Brian Jacques est né en 1939 à Liverpool et y vit toujours. Après avoir occupé un certain nombre d’emplois très variés (marin, conducteur de bus, agent de police…), il commence à écrire ce qui deviendra sa grande saga, Rougemuraille, histoire qu’il invente pour des enfants aveugles alors qu’il est livreur de lait. La série comprend aujourd’hui 18 titres, dont 16 parus en France, et a été traduite en 14 langues. Le fils de Luc est la réédition en un seul tome des 4 volumes déjà parus en poche chez Mango : Tarkan le Tyran, Les Baladins de l’Eglantine, La Longue Route et La Bataille de Marpoigne.

« Liberté ! Chaaaaargez ! »

Le fils de Luc
nous conte la jeunesse de Martin, souriceau guerrier qui deviendra une légende et qui fondera l’abbaye de Rougemuraille. Réduit en esclavage par l’hermine Tarkan, Martin est prisonnier de la forteresse de Marpoigne et attend de pouvoir se libérer pour tuer le tyran et récupérer l’épée de son père.

Aidé par la taupe Grimm et la souricelle Rose, venue chercher son frère Côme également prisonnier, Martin parvient à s’échapper avec Feldo, un écureuil brave et courageux. Mais les amis sont séparés dans leur fuite : alors que Rose, Martin et Grimm veulent regagner Midival, havre de paix secret, pour lever une armée et libérer les autres esclaves, Feldo et Côme rencontrent une troupe de baladins et vont user de ruse pour percer les défenses de Tarkan.

« Ca a l’air juste assez fou pour marcher ! »

Ainsi Feldo commente-t-il le plan des baladins pour infiltrer Marpoigne. Ainsi peut-on qualifier ce roman qui, dès le début, nous entraîne dans un tourbillon de combats et de ruses, de fuites et de poursuites, de lieux et de personnages, qui nous tient en haleine tout du long et ne nous lâche qu’à la fin, nous laissant essoufflés mais contents. Car Brian Jacques fait preuve d’un véritable talent de conteur.

Tout d’abord, l’univers qu’il a mis en place, habité principalement de rongeurs, possède un charme fou.

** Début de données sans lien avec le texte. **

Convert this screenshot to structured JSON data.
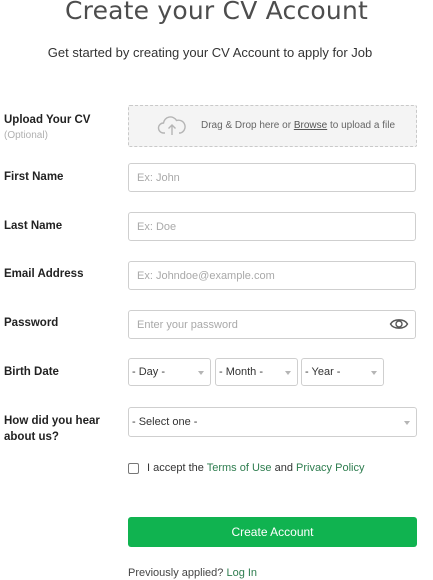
{
  "header": {
    "title": "Create your CV Account",
    "subtitle": "Get started by creating your CV Account to apply for Job"
  },
  "form": {
    "upload": {
      "label": "Upload Your CV",
      "optional": "(Optional)",
      "text_before": "Drag & Drop here or ",
      "browse": "Browse",
      "text_after": " to upload a file",
      "icon": "cloud-upload-icon"
    },
    "first_name": {
      "label": "First Name",
      "placeholder": "Ex: John"
    },
    "last_name": {
      "label": "Last Name",
      "placeholder": "Ex: Doe"
    },
    "email": {
      "label": "Email Address",
      "placeholder": "Ex: Johndoe@example.com"
    },
    "password": {
      "label": "Password",
      "placeholder": "Enter your password",
      "icon": "eye-icon"
    },
    "birth_date": {
      "label": "Birth Date",
      "day": "- Day -",
      "month": "- Month -",
      "year": "- Year -"
    },
    "source": {
      "label": "How did you hear about us?",
      "selected": "- Select one -"
    },
    "terms": {
      "prefix": "I accept the ",
      "terms_link": "Terms of Use",
      "and": " and ",
      "privacy_link": "Privacy Policy"
    },
    "submit": "Create Account",
    "footer": {
      "text": "Previously applied? ",
      "link": "Log In"
    }
  },
  "colors": {
    "accent": "#10b350",
    "link": "#2e7d4f"
  }
}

Non seulement ses personnages font appel à l’imagerie animalière qui séduira sans mal les enfants et ravivera chez les adultes une flamme juvénile peut-être étouffée, mais ils sont également parfaitement utilisés, chacun possédant des caractéristiques propres à son espèce : les taupes sont de remarquables creuseurs de tunnels, les écureuils sont agiles et rapides, les hérissons utilisent leurs épines pour se défendre… Cela confère au récit une certaine cohérence, renforcée par une grande richesse de lieux (la carte en début d’ouvrage, bien que classique, permet d’avoir une vue d’ensemble des territoires traversés par les héros) et de personnalités (les musaraignes pygmées, le héron justicier…).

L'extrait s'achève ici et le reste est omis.